Rettungsdienst im Freistaat Sachsen
Mit dem Inkratftreten des "Sächsischen Gesetzes über den Brandschutz, Rettungsdienst und Katastrophenschutz" zum 01.01.2005 wurde der Schutz der Bevölkerung vor Gefahren wie Bränden, Unglücksfällen, öffentlichen Notständen und Katastrophen verbessert.

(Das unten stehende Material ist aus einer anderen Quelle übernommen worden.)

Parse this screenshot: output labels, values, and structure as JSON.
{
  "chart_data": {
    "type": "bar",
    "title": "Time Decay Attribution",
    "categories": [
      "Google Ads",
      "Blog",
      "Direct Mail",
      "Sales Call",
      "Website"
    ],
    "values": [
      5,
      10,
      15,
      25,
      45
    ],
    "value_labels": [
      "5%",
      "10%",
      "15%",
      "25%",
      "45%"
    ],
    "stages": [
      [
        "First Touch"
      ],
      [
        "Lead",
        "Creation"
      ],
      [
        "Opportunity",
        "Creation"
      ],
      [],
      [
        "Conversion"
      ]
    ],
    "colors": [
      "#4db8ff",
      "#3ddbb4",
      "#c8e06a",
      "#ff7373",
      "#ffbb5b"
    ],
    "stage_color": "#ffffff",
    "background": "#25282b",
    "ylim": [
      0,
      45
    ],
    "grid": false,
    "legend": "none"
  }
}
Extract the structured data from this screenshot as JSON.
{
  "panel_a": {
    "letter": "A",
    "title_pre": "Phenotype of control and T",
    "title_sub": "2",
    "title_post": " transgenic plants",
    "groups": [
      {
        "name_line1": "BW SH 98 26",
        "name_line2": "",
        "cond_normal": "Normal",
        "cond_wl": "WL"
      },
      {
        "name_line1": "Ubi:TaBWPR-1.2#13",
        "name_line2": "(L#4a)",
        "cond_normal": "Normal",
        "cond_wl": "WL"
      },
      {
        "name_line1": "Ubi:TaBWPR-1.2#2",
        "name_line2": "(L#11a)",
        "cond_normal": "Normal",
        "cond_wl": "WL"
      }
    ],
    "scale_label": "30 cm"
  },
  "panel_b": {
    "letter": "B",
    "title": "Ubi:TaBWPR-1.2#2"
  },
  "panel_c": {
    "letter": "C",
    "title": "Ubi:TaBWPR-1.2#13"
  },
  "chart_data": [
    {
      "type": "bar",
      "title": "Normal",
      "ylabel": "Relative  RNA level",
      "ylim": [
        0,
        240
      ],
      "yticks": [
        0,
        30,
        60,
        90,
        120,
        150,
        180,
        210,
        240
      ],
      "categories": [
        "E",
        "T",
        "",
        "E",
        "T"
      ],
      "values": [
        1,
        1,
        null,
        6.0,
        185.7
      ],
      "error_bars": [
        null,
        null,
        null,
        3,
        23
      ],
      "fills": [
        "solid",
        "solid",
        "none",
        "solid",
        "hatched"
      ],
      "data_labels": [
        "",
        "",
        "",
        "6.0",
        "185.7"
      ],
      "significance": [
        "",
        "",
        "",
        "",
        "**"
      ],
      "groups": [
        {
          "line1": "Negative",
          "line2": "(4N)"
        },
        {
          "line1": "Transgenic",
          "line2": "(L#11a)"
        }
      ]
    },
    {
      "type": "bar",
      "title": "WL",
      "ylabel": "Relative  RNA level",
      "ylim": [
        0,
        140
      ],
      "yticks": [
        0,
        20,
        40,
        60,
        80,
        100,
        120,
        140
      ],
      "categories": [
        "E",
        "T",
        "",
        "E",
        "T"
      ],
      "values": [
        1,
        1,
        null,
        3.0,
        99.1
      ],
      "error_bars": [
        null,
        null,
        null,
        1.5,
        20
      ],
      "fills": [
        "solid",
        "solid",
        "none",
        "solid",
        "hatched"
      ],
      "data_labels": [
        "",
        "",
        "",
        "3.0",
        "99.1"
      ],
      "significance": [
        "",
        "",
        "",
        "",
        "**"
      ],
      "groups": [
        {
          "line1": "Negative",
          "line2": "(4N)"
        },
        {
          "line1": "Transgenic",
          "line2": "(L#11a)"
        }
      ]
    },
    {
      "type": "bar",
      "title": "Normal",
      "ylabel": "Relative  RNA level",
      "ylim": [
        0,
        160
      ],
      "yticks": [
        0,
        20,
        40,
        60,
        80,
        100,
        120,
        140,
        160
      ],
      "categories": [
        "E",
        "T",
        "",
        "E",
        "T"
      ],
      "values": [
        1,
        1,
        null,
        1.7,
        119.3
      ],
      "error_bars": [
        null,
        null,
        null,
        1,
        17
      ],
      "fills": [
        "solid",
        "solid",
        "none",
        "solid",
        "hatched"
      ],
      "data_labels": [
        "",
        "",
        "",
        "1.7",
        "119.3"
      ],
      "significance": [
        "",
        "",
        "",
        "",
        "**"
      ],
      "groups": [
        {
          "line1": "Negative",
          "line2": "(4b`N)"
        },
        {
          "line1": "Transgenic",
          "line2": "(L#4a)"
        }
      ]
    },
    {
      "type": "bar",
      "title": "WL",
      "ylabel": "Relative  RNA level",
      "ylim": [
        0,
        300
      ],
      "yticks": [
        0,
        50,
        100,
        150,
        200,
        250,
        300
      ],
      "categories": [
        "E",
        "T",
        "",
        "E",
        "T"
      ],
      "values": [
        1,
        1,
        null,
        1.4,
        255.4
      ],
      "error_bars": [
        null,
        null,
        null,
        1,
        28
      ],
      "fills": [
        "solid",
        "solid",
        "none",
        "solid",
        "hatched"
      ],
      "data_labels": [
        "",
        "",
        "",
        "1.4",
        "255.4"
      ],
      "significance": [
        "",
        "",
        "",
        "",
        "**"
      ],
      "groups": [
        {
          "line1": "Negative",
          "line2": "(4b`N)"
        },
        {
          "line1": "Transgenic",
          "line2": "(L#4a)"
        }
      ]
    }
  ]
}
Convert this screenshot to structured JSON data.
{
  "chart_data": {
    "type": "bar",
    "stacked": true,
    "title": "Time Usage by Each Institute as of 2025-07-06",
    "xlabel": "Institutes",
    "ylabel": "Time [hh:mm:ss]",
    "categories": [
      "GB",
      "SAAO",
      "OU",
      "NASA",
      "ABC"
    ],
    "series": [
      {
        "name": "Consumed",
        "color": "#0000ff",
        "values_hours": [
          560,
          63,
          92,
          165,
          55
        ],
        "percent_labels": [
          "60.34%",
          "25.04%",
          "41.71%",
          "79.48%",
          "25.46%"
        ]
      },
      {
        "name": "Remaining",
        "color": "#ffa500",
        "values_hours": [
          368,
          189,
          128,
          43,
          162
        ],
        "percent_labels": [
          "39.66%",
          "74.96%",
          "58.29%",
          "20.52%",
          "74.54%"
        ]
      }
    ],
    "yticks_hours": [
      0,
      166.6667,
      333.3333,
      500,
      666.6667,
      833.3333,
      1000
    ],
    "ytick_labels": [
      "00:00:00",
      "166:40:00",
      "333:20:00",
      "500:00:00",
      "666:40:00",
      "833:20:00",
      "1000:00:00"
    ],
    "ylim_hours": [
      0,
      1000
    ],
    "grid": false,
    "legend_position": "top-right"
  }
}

Ziel des Gesetzes ist es u. a., Patienten, die sich in Lebensgefahr befinden, unverzüglich medizinische Hilfe zukommen zu lassen. Dafür sind die regional zuständigen Rettungsleitstellen unter der einheitlichen Notrufnummer 112 zu erreichen.
Im Freistaat Sachsen sind die Landkreise und kreisfreien Städte die Träger des bodengebundenen Rettungsdienstes und untergliedern sich in 13 Bereiche. Für eine bedarfsgerechte und wirtschaftliche Notfallrettung stehen in den 153 Rettungswachen insgesamt 210 Rettungswagen, 201 Krankentransportwagen und 76 Notarzteinsatzfahrzeuge zur Verfügung. Für die Besetzung der Fahrzeuge stehen mehr als 2.300 hauptamtliche Rettungsassistenten und Rettungssanitäter zur Verfügung.
Träger der Luftrettung ist der Freistaat Sachsen. Hierfür werden an vier Standorten (Bautzen, Chemnitz, Dresden, Leipzig) Rettungshubschrauber vorgehalten.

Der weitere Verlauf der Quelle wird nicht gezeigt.